Durch die Burgenbloggerei musste ich mich mit dem beschäftigen, was die anderen siebenhundertnochwas Menschen so treiben, die sich auf den Job beworben haben. Mann, da sind ja echte Profis dabei. Journalistenschule, Videoexperten, Marketingmanager, Kampagnenvorantreiber, Träumer, und auch ganz normale Künstler wie du und ich. Für drei Blogeinträge bin ich sogar selbst abgetaucht ins Mittelrheintal, weil es eben das Thema so mit sich brachte. Interessant! Interessant auch die Kongruenz – das Leben ist ja ein Verbinde-die-Punkte-Spiel – zu meinem fast schon in Vergessenheit geratenen Projekt Protokolle am Fluss, das schon seit bald zwanzig Jahren schmort: den Rhein von der Quelle bis zur Mündung erradeln, erwandern, sehen, was passiert, darüber schreiben, fotografieren und ansonsten das Leben einfach so zu leben, glücklichsein. Das könnte doch prima mit dem Job als Burgenblogger einhergehen? Wenn ich Burgenblogger würde, würde ich mir zuerst Urlaub gönnen. Sagen wir vier Tage pro Monat, was bei einem halbjährigen Job vierundzwanzig Urlaubstage ergäbe. Mit Wochenenden also ungefähr dreißig Tage, die man jenseits der Burg verbringen könnte – genug Zeit, um am Gotthard loszuradeln, den Rhein runter bis zur Burg, auf der man eingekerkert seinem Brotjob Burgenblogger nachgeht, weiter bis zur Nordsee. Das würde die Eskapade Mittelrhein um ein ganzheitliches Etwas bereichern. Eigentlich auch intelligent: wenn du dir ein Bild machst von etwas, dann tue es auch richtig. Konzentriere dich nicht nur auf das Naheliegende, beziehe auch das Nächste und Übernächste mit ein. Den Hoch-, den Ober- und den Niederrhein. Und alle anderen Rheine auch.

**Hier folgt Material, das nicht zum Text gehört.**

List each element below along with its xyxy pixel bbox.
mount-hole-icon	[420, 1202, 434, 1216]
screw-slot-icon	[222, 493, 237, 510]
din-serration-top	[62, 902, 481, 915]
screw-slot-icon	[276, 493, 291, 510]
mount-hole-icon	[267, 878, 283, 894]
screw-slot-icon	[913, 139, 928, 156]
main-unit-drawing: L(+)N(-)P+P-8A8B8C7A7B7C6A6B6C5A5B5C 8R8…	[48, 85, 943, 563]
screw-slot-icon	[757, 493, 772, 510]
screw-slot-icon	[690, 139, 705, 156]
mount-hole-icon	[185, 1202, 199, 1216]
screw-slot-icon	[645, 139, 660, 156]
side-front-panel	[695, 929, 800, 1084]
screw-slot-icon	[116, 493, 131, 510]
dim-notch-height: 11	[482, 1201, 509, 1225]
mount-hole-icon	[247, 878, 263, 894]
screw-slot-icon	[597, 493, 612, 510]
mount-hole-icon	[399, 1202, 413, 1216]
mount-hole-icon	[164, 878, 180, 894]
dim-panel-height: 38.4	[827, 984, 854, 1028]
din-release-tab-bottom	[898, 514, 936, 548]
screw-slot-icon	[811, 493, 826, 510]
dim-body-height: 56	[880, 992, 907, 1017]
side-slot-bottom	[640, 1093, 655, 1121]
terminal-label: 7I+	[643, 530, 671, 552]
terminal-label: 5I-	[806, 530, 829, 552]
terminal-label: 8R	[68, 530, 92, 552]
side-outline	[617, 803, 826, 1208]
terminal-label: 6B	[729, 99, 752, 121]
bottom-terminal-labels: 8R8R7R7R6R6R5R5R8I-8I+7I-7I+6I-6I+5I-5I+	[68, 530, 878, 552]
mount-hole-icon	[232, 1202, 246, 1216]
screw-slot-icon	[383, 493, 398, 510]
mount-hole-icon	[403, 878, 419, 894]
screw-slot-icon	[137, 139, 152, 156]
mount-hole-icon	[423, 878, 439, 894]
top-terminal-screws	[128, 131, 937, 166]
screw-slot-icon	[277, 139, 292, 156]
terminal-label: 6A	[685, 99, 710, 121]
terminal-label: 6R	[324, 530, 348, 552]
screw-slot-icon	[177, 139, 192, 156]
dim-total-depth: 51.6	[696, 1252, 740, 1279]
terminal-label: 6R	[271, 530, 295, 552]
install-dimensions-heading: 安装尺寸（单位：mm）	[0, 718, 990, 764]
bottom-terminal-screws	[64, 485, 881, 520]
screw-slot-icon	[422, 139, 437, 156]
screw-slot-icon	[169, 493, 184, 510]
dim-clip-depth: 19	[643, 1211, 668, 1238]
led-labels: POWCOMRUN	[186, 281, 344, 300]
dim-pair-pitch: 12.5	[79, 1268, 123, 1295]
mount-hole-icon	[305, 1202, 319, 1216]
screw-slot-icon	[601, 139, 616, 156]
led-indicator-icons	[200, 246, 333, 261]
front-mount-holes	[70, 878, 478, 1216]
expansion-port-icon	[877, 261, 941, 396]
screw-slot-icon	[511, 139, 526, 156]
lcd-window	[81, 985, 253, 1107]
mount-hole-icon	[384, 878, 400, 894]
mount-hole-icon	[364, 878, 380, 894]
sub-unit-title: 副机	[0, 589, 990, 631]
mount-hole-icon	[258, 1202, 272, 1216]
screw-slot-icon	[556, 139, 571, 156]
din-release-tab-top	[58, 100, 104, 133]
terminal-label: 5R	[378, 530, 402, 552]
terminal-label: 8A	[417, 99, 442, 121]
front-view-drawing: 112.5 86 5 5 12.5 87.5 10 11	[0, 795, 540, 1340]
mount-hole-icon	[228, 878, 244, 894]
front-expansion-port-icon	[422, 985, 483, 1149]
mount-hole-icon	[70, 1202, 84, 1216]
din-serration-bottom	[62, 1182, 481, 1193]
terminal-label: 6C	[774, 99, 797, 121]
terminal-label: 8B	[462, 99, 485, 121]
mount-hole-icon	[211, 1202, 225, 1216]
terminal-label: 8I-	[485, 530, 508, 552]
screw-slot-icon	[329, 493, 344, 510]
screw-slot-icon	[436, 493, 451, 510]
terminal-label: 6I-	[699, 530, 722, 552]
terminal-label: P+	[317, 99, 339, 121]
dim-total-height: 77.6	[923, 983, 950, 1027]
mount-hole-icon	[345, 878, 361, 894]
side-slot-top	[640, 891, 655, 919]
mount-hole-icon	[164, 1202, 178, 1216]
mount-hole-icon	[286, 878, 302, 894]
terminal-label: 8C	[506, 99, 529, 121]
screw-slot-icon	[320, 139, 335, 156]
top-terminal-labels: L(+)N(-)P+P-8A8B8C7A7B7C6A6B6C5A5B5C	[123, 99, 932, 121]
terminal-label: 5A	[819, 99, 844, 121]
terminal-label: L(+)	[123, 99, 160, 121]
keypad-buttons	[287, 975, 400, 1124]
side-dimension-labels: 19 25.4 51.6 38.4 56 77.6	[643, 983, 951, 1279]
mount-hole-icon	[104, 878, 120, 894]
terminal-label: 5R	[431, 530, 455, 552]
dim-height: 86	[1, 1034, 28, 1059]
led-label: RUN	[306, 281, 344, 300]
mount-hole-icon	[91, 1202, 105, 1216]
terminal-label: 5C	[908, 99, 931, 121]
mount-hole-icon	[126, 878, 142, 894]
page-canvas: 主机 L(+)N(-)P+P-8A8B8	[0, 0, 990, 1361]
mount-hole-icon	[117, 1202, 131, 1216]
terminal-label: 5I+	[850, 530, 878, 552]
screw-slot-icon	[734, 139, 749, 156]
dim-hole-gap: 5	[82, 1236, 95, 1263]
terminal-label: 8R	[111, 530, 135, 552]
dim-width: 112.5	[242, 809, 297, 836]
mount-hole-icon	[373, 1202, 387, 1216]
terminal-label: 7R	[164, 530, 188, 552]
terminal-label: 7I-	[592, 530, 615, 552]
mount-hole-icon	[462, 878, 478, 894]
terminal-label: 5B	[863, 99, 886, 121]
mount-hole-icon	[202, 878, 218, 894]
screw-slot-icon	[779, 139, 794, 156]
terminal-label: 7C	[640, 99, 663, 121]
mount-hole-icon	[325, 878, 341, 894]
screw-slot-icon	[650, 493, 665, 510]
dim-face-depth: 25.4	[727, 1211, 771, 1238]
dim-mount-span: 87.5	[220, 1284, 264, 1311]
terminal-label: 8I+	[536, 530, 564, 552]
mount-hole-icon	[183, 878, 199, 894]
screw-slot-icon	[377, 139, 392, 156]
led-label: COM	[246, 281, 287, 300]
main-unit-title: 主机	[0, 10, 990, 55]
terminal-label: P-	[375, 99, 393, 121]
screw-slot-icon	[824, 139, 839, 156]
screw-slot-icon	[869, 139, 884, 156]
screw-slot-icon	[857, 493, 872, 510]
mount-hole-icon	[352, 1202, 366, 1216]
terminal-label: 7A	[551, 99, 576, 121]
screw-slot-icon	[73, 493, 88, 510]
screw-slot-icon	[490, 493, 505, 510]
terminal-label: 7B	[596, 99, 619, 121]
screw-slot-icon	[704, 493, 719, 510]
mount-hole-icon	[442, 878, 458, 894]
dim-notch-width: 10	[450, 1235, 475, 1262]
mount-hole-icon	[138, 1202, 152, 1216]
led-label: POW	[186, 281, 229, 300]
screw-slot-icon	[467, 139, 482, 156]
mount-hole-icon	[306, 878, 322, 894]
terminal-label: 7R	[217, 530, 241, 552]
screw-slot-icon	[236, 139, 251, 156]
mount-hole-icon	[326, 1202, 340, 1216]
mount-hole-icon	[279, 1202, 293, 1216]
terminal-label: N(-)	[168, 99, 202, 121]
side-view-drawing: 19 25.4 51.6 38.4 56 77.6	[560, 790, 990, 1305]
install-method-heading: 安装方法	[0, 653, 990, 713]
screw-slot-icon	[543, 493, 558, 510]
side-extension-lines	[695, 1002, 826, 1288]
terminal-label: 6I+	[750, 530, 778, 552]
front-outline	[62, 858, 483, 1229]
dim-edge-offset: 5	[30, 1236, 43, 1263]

Zwei Tage nach dem Offenen Atelier habe ich endlich wieder Zeit, mich um meine Roadmap zu kümmern. Nächste Projekte. Mittelrhein steht drauf. Ein paar Spiralen, die ich lokalen Medien schmackhaft machen möchte und ganz weit oben meine große, offene Wunde, die Straße nach Gibraltar. Das ist eine Fahrradttour nach Gibraltar, die ich seit 1991 immer wieder begonnen habe, aber nie weiter, als bis Valencia gekommen bin. Vielleicht klappt’s ja im November?
Dann ist auch mehr Dynamik im Gepäck. Videos, Ton. All das moderne Zeug. Obschon auch stets der Back-To-The-Roots-Trieb in mir schlummert: Handgeschriebene Texte in französichen Notizbüchern.
(In diesem Text lasse ich mal weitestgehend den Link- und Suchmaschinenschnickschnack außenvor. Irgenwie ist man ja auch (noch) Mensch.